Under the Wire

December 9th, 2004

As usual, 15 minutes before the stroke of midnight…

Well the weather outside truly *is* frightful here. According to the intarweb we are currently at -24C. For those of you who only think in Imperial, that’s -11F. BELOW 0, even in fahrenheit! I didn’t know that was possible. I mean sure you hear about it – in places like Antarctica – but never in places where people actually live. Where there are cities and highways and people need to get around. But true to my optimist ways, I am making a point of learning things from this crazy coldness that makes me wonder what the heck I was thinking when I decided to move up to the frozen north. And now I bring you – lessons jhb has learned in the snow.

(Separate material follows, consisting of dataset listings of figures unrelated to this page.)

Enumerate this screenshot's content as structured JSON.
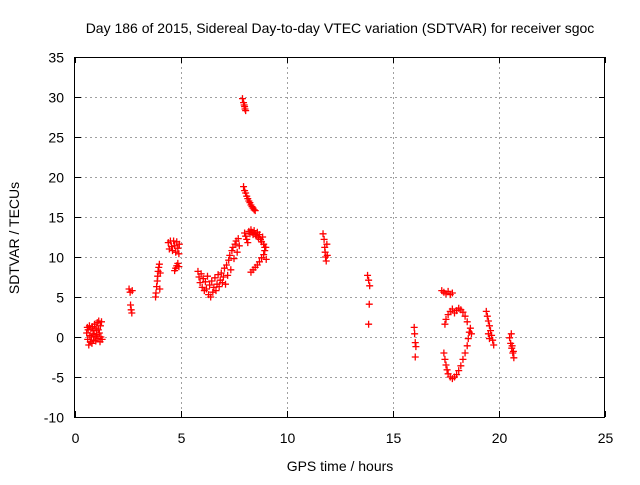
{
  "chart_data": {
    "type": "scatter",
    "title": "Day 186 of 2015, Sidereal Day-to-day VTEC variation (SDTVAR) for receiver sgoc",
    "xlabel": "GPS time / hours",
    "ylabel": "SDTVAR / TECUs",
    "xlim": [
      0,
      25
    ],
    "ylim": [
      -10,
      35
    ],
    "xticks": [
      0,
      5,
      10,
      15,
      20,
      25
    ],
    "yticks": [
      -10,
      -5,
      0,
      5,
      10,
      15,
      20,
      25,
      30,
      35
    ],
    "grid": true,
    "marker": "+",
    "color": "#ff0000",
    "series": [
      {
        "name": "SDTVAR",
        "points": [
          [
            0.55,
            0.5
          ],
          [
            0.58,
            1.2
          ],
          [
            0.6,
            -0.3
          ],
          [
            0.62,
            0.9
          ],
          [
            0.65,
            -1.0
          ],
          [
            0.68,
            1.4
          ],
          [
            0.7,
            0.2
          ],
          [
            0.72,
            -0.6
          ],
          [
            0.75,
            1.0
          ],
          [
            0.78,
            0.0
          ],
          [
            0.8,
            -0.8
          ],
          [
            0.82,
            1.3
          ],
          [
            0.85,
            0.4
          ],
          [
            0.88,
            -0.4
          ],
          [
            0.9,
            0.8
          ],
          [
            0.92,
            1.6
          ],
          [
            0.95,
            0.1
          ],
          [
            0.98,
            -0.5
          ],
          [
            1.0,
            1.1
          ],
          [
            1.02,
            0.3
          ],
          [
            1.05,
            1.8
          ],
          [
            1.08,
            -0.2
          ],
          [
            1.1,
            0.9
          ],
          [
            1.12,
            2.0
          ],
          [
            1.15,
            0.5
          ],
          [
            1.18,
            -0.6
          ],
          [
            1.2,
            1.4
          ],
          [
            1.22,
            0.0
          ],
          [
            1.25,
            1.9
          ],
          [
            1.28,
            -0.3
          ],
          [
            2.55,
            6.0
          ],
          [
            2.6,
            5.6
          ],
          [
            2.62,
            4.0
          ],
          [
            2.65,
            3.4
          ],
          [
            2.7,
            5.8
          ],
          [
            2.68,
            3.0
          ],
          [
            3.8,
            5.0
          ],
          [
            3.82,
            5.5
          ],
          [
            3.85,
            6.3
          ],
          [
            3.88,
            7.0
          ],
          [
            3.9,
            7.6
          ],
          [
            3.92,
            8.2
          ],
          [
            3.95,
            8.7
          ],
          [
            3.98,
            9.1
          ],
          [
            4.0,
            6.0
          ],
          [
            4.02,
            8.0
          ],
          [
            4.4,
            11.8
          ],
          [
            4.45,
            11.0
          ],
          [
            4.5,
            12.0
          ],
          [
            4.55,
            11.3
          ],
          [
            4.6,
            10.8
          ],
          [
            4.65,
            12.0
          ],
          [
            4.7,
            11.4
          ],
          [
            4.75,
            10.6
          ],
          [
            4.8,
            11.9
          ],
          [
            4.85,
            11.1
          ],
          [
            4.9,
            10.4
          ],
          [
            4.92,
            11.6
          ],
          [
            4.7,
            8.3
          ],
          [
            4.75,
            8.6
          ],
          [
            4.8,
            8.9
          ],
          [
            4.85,
            9.2
          ],
          [
            4.9,
            8.8
          ],
          [
            5.8,
            8.2
          ],
          [
            5.85,
            7.5
          ],
          [
            5.9,
            6.8
          ],
          [
            5.95,
            7.9
          ],
          [
            6.0,
            6.2
          ],
          [
            6.05,
            7.3
          ],
          [
            6.1,
            5.8
          ],
          [
            6.15,
            6.9
          ],
          [
            6.2,
            6.0
          ],
          [
            6.25,
            7.6
          ],
          [
            6.3,
            5.3
          ],
          [
            6.35,
            6.5
          ],
          [
            6.4,
            5.0
          ],
          [
            6.45,
            7.0
          ],
          [
            6.5,
            5.6
          ],
          [
            6.55,
            6.2
          ],
          [
            6.6,
            7.4
          ],
          [
            6.65,
            5.8
          ],
          [
            6.7,
            6.6
          ],
          [
            6.75,
            7.8
          ],
          [
            6.8,
            6.3
          ],
          [
            6.85,
            7.1
          ],
          [
            6.9,
            8.0
          ],
          [
            6.95,
            6.8
          ],
          [
            7.0,
            7.5
          ],
          [
            7.05,
            8.6
          ],
          [
            7.1,
            6.6
          ],
          [
            7.15,
            9.0
          ],
          [
            7.2,
            7.7
          ],
          [
            7.25,
            9.6
          ],
          [
            7.3,
            10.2
          ],
          [
            7.35,
            8.4
          ],
          [
            7.4,
            10.8
          ],
          [
            7.45,
            11.2
          ],
          [
            7.5,
            9.8
          ],
          [
            7.55,
            11.6
          ],
          [
            7.6,
            12.0
          ],
          [
            7.65,
            10.6
          ],
          [
            7.7,
            12.3
          ],
          [
            7.75,
            11.4
          ],
          [
            7.9,
            29.8
          ],
          [
            7.95,
            29.3
          ],
          [
            8.0,
            28.8
          ],
          [
            8.05,
            28.3
          ],
          [
            7.98,
            29.0
          ],
          [
            8.02,
            28.5
          ],
          [
            7.95,
            18.8
          ],
          [
            8.0,
            18.3
          ],
          [
            8.05,
            18.0
          ],
          [
            8.1,
            17.6
          ],
          [
            8.15,
            17.3
          ],
          [
            8.2,
            17.0
          ],
          [
            8.25,
            16.8
          ],
          [
            8.3,
            16.5
          ],
          [
            8.35,
            16.3
          ],
          [
            8.4,
            16.1
          ],
          [
            8.45,
            15.9
          ],
          [
            8.5,
            15.8
          ],
          [
            8.0,
            13.0
          ],
          [
            8.05,
            12.6
          ],
          [
            8.1,
            12.2
          ],
          [
            8.15,
            11.8
          ],
          [
            8.2,
            13.2
          ],
          [
            8.25,
            12.9
          ],
          [
            8.3,
            13.4
          ],
          [
            8.35,
            13.1
          ],
          [
            8.4,
            12.8
          ],
          [
            8.45,
            13.3
          ],
          [
            8.5,
            12.9
          ],
          [
            8.55,
            12.6
          ],
          [
            8.6,
            13.1
          ],
          [
            8.65,
            12.4
          ],
          [
            8.7,
            12.8
          ],
          [
            8.75,
            12.2
          ],
          [
            8.8,
            11.9
          ],
          [
            8.85,
            12.5
          ],
          [
            8.9,
            11.6
          ],
          [
            8.95,
            11.2
          ],
          [
            8.3,
            8.1
          ],
          [
            8.4,
            8.4
          ],
          [
            8.5,
            8.7
          ],
          [
            8.6,
            9.0
          ],
          [
            8.7,
            9.4
          ],
          [
            8.8,
            9.9
          ],
          [
            8.9,
            10.3
          ],
          [
            8.95,
            10.8
          ],
          [
            9.0,
            11.2
          ],
          [
            9.02,
            9.7
          ],
          [
            11.7,
            12.9
          ],
          [
            11.75,
            12.2
          ],
          [
            11.78,
            11.2
          ],
          [
            11.8,
            10.6
          ],
          [
            11.82,
            10.0
          ],
          [
            11.85,
            9.5
          ],
          [
            11.88,
            11.6
          ],
          [
            11.9,
            10.2
          ],
          [
            13.8,
            7.7
          ],
          [
            13.85,
            7.1
          ],
          [
            13.9,
            6.4
          ],
          [
            13.88,
            4.1
          ],
          [
            13.85,
            1.6
          ],
          [
            16.0,
            1.2
          ],
          [
            16.02,
            0.4
          ],
          [
            16.05,
            -0.7
          ],
          [
            16.08,
            -1.2
          ],
          [
            16.05,
            -2.5
          ],
          [
            17.3,
            5.8
          ],
          [
            17.4,
            5.6
          ],
          [
            17.5,
            5.4
          ],
          [
            17.6,
            5.7
          ],
          [
            17.7,
            5.3
          ],
          [
            17.8,
            5.5
          ],
          [
            17.4,
            -2.0
          ],
          [
            17.45,
            -2.8
          ],
          [
            17.5,
            -3.5
          ],
          [
            17.55,
            -4.1
          ],
          [
            17.6,
            -4.6
          ],
          [
            17.7,
            -5.0
          ],
          [
            17.8,
            -5.2
          ],
          [
            17.9,
            -5.0
          ],
          [
            18.0,
            -4.7
          ],
          [
            18.1,
            -4.2
          ],
          [
            18.2,
            -3.6
          ],
          [
            18.3,
            -2.8
          ],
          [
            18.4,
            -2.0
          ],
          [
            18.5,
            -1.1
          ],
          [
            18.55,
            -0.2
          ],
          [
            18.6,
            0.6
          ],
          [
            18.65,
            1.1
          ],
          [
            18.7,
            0.4
          ],
          [
            18.5,
            1.9
          ],
          [
            18.4,
            2.6
          ],
          [
            18.3,
            3.1
          ],
          [
            18.2,
            3.4
          ],
          [
            18.1,
            3.6
          ],
          [
            18.0,
            3.3
          ],
          [
            17.9,
            3.0
          ],
          [
            17.8,
            3.5
          ],
          [
            17.7,
            3.2
          ],
          [
            17.6,
            2.8
          ],
          [
            17.5,
            2.2
          ],
          [
            17.45,
            1.6
          ],
          [
            19.4,
            3.2
          ],
          [
            19.45,
            2.6
          ],
          [
            19.5,
            2.0
          ],
          [
            19.55,
            1.4
          ],
          [
            19.6,
            0.8
          ],
          [
            19.65,
            0.2
          ],
          [
            19.7,
            -0.4
          ],
          [
            19.75,
            -1.0
          ],
          [
            19.5,
            0.4
          ],
          [
            19.55,
            -0.2
          ],
          [
            20.5,
            -0.1
          ],
          [
            20.55,
            -0.8
          ],
          [
            20.6,
            -1.4
          ],
          [
            20.65,
            -2.0
          ],
          [
            20.7,
            -2.6
          ],
          [
            20.58,
            0.4
          ],
          [
            20.62,
            -1.1
          ],
          [
            20.68,
            -1.8
          ]
        ]
      }
    ]
  }
}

1. My head is shaped funny. This one was a toss up between “wear a hat” and “my head is shaped funny.” They go hand in hand and really I couldn’t decide which was more important. Apparently dad was right all those times he told me to keep my head warm. Of course I don’t know what kind of good the warm head does back in Hawai`i, where it doesn’t get all that cold, but I’m sure his intentions were good. Here where the permafrost is thick, a hat really does help.

The shape of my head, however, does not help. I have trouble getting the hats to stay on top of my ears. They (the hats, not the ears) seem to wriggle their way up above my ears. If you tell me to try a bigger hat I will shoot you. And your eye, kid. My head is not big! I never thought it was big. I mean, I’m not really a small girl, but surely my head is normal-sized. I could pull the hat down lower, but then it covers my eyes. Eyes are important, especially in the snow.

Which brings me to ski masks. Ski masks, they aren’t just for bankrobbers anymore. I’m starting to think they are the perfect device for the person with a funny-shaped head like mine. When walking in the city I now know enough to not freak out everytime I see a man with a skimas on. (Added Dec 11, 11:43PM – I have been informed by mnssrnh that there is a typo here. My response was that ’skimas’ is native for skimask. You knew that right?) Noses get cold. I get that now.

2. Jeans… I’ve learned that despite my previous misconception, jeans really are not all that warm. Sure they’re hot as all heck when you’re on the beach in Hawai`i. They are also pretty darn warm when you are delivering mail in Washington during your probation period, during which you are not given a uniform allowance.

But when it’s minus anything outside and you need to be out there for any length of time, they turn into frozen jeans. Cold. You really should be wearing more than one layer. That Rudy Huxtible, she knew how to dress for the winter.

3. And the last of my great lessons learned in the frozen freezing cold of Calgary is that there is a reason the dog pees on the deck, and that reason has nothing at all to do with the fact that she wants to piss you off. She knows damn well that it’s cold out there. She knows that I’m not stepping out there to accompany her to the authorized pee spot. She knows that even if she does pee on the deck, the chances that I will actually go find a jacket and walk out there to pick her up and plop her in the appropriate spot are slim to none. And she knows that the last thing she wants to do is be out there, squatting her furry butt down onto the snow. Thank God she hasn’t gotten the nerve to poop on the deck yet.

And did I say dog? You caught that, didn’t you. Technically she’s a foster dog, left here in October by my visiting mother in law. She lives like four hours from here, so we know she won’t come knocking on my door one day, saying “gimme back my dog” all people’s court-like.